Want to quit smoking? Imagine the inside of your lungs. Want to study harder? Picture working menial jobs for the rest of your life. Want to start regularly hitting the gym? Just read a new study that delves into what your couch potato lifestyle is doing to your brain.
After years of nagging about weight loss and heart disease, most of us have grown pretty immune to yet another warning about the health costs of no exercise. But this latest research is different -- it didn't ask what laziness does to your body, but what it does to your brain. And what it found is fairly shocking.
Just ten days to a weaker brain.
For the study the research team rounded up 12 seasoned athletes over the age of 50 -- the kind of "master athletes," in the researchers' terminology, who spend at least four hours a week running at a fast pace. The fittest of the fit among older adults, in other words. Then they simply asked these fitness freaks to sit around and do nothing for ten days.

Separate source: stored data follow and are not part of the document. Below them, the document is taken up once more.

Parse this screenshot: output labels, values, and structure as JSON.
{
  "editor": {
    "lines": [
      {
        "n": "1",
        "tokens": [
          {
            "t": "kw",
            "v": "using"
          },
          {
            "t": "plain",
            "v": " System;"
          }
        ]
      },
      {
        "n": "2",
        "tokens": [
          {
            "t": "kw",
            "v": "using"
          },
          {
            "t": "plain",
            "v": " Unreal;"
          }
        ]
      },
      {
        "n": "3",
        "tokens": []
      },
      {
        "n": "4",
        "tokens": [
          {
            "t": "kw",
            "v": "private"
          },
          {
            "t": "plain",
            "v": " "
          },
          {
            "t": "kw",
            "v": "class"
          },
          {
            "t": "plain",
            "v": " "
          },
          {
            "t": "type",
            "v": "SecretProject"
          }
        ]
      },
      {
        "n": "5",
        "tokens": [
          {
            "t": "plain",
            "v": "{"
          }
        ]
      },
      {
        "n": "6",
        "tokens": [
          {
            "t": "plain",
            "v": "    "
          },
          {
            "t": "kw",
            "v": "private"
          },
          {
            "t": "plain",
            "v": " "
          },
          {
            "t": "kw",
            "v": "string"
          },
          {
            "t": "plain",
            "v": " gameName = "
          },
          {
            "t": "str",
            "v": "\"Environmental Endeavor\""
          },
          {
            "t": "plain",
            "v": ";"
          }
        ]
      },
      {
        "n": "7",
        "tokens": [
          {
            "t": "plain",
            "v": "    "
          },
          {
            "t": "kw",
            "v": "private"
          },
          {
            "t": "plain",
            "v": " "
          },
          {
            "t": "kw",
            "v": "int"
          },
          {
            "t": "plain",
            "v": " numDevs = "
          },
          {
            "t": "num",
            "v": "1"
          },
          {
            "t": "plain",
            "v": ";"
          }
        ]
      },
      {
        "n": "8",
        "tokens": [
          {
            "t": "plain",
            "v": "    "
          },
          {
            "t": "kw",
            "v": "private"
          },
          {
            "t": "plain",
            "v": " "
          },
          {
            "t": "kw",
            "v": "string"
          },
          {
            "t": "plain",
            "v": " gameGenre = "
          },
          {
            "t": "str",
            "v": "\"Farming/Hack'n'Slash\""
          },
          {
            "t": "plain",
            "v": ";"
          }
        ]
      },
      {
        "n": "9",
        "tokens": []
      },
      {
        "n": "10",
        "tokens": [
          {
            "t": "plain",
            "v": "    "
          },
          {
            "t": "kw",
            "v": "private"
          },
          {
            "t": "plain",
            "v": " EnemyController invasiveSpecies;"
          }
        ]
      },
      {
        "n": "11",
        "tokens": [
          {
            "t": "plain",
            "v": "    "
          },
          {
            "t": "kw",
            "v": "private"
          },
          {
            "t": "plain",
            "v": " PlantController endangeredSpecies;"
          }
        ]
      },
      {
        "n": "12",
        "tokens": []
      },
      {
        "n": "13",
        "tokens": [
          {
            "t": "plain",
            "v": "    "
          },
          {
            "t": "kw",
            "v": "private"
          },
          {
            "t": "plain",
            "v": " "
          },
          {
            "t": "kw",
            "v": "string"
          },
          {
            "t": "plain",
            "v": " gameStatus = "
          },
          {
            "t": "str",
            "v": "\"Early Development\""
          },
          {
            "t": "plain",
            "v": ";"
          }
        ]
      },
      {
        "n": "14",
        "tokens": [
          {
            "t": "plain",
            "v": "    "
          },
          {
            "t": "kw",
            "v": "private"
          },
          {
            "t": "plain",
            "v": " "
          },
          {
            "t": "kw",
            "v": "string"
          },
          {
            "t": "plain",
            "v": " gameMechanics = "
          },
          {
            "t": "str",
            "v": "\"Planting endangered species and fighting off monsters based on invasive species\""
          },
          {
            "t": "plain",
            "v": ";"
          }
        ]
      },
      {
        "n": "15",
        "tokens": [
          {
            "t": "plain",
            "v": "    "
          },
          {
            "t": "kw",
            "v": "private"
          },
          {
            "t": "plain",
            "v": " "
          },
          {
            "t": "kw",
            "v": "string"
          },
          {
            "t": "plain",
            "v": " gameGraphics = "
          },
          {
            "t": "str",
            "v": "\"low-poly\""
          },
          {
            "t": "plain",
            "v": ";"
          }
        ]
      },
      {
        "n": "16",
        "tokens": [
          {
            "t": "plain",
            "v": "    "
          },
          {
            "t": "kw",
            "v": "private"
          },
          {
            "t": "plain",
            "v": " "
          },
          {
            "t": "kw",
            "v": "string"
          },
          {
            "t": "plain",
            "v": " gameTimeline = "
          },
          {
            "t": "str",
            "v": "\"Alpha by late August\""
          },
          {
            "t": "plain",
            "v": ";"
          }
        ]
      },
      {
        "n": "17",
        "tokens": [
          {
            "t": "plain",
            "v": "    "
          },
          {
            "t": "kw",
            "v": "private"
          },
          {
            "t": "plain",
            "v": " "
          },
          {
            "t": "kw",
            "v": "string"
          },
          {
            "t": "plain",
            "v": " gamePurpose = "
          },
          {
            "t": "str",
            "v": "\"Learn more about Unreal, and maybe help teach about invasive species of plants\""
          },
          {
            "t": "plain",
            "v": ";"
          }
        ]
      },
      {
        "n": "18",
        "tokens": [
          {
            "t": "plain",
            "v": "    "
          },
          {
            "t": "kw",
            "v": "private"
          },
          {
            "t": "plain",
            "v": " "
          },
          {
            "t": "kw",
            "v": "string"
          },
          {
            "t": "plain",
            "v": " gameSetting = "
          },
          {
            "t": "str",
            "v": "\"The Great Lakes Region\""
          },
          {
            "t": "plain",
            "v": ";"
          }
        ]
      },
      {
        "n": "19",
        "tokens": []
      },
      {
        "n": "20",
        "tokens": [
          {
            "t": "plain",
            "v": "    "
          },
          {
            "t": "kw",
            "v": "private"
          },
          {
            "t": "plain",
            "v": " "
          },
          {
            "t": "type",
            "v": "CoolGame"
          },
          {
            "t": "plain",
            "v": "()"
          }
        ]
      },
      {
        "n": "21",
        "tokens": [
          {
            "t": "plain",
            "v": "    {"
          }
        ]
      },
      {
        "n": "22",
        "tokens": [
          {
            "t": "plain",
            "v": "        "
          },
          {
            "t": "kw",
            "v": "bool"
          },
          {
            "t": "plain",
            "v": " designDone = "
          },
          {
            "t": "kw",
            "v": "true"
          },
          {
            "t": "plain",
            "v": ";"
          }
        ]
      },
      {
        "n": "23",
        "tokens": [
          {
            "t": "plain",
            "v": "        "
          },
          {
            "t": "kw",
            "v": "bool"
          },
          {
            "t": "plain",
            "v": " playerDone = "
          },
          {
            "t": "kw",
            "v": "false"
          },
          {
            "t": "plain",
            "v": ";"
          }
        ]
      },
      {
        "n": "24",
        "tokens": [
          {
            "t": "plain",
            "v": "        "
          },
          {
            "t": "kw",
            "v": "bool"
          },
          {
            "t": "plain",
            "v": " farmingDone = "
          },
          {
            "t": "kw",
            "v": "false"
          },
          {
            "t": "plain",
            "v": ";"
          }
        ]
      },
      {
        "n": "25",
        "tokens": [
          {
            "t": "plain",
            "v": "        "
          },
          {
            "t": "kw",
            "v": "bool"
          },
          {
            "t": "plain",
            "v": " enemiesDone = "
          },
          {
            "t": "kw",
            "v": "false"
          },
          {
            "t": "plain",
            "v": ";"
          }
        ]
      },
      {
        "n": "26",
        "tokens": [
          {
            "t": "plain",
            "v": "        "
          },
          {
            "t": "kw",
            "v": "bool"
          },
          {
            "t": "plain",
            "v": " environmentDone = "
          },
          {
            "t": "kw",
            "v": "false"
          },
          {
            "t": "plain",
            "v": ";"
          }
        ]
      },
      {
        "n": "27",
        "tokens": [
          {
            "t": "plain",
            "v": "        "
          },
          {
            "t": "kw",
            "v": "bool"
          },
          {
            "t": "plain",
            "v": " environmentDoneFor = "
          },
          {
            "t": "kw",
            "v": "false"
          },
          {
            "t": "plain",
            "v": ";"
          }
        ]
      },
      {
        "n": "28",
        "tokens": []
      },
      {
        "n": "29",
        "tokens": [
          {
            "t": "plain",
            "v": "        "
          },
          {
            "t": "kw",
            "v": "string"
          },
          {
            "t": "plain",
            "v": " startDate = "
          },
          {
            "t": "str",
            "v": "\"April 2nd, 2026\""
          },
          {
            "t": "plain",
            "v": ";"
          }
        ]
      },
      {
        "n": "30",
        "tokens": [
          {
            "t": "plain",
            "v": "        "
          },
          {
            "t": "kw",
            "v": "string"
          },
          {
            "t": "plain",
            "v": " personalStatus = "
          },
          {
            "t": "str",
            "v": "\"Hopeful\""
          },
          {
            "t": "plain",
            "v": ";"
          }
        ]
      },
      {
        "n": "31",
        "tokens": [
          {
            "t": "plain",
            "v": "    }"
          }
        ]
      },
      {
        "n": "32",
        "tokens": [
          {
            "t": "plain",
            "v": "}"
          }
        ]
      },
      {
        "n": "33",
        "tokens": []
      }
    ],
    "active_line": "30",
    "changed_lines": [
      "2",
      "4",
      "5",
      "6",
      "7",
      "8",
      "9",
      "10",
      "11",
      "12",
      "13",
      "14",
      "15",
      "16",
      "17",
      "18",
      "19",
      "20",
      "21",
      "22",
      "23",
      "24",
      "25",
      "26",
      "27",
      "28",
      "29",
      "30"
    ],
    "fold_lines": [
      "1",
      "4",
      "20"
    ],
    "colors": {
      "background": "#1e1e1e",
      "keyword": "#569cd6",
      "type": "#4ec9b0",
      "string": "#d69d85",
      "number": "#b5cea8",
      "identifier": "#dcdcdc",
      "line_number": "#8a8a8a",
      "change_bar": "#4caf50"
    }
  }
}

At the end of this period of enforced sloth, the older athletes' brains were scanned to determine the effects of their short bout of laziness. The effects were startling, reports Derek Beres, author of Whole Motion: Training Your Brain and Body for Optimal Health, on Big Think.
"Resting for just ten days proved to slow regional cerebral blood flow (rCBF) in eight different brain regions," he writes. "Most notably, blood flow slowed to both the left and right hippocampus, a region necessary for memory formation, storage, and retrieval." (You can check out the complete post for a lot more scientific detail.)

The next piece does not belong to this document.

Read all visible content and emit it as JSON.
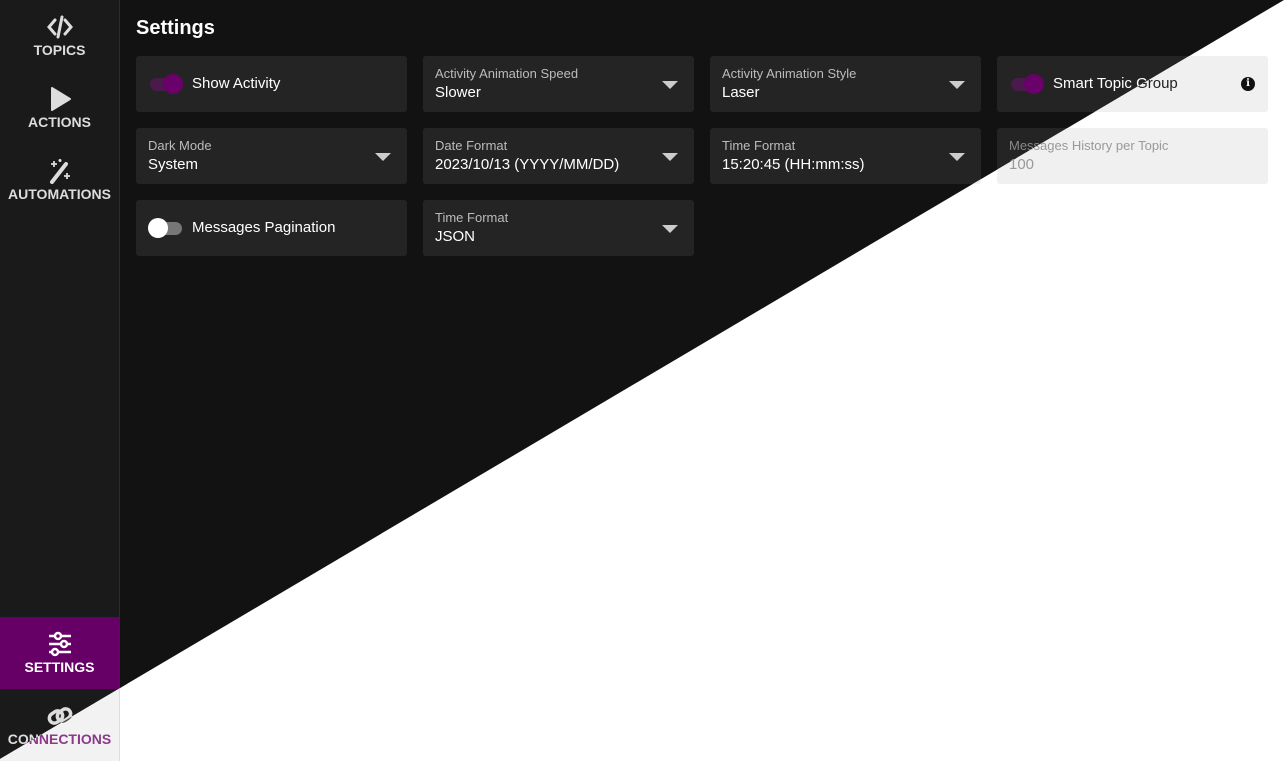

That means that even if you're in peak physical form and you stop exercising for less than two weeks, your brain will register significant negative effects, and could be already a few steps down the road to decreased memory function.
Caveats and takeaways
It's important to note that this is a very small study and the authors themselves call for further research into the findings. They also note that 10-days of couch sitting caused no decline in apparent cognitive function -- participants weren't measurably dumber or more forgetful after their 10-day exercise ban. Still, as Beres asks, "What if you stopped exercising for ten months? Ten years? We can speculate that cognitive functioning, especially as it relates to an ability to form and retrieve memories, would be negatively affected."
The takeaway for those struggling to move as much as they know they should is a new and straightforward motivation technique. Next time you're struggling to leave your warm bed or comfy couch to lace up your gym shoes, just picture your brain being slowly squeezed of the blood flow that it needs to perform at its peak and possibly starting to wither. Maybe that will do the trick for you.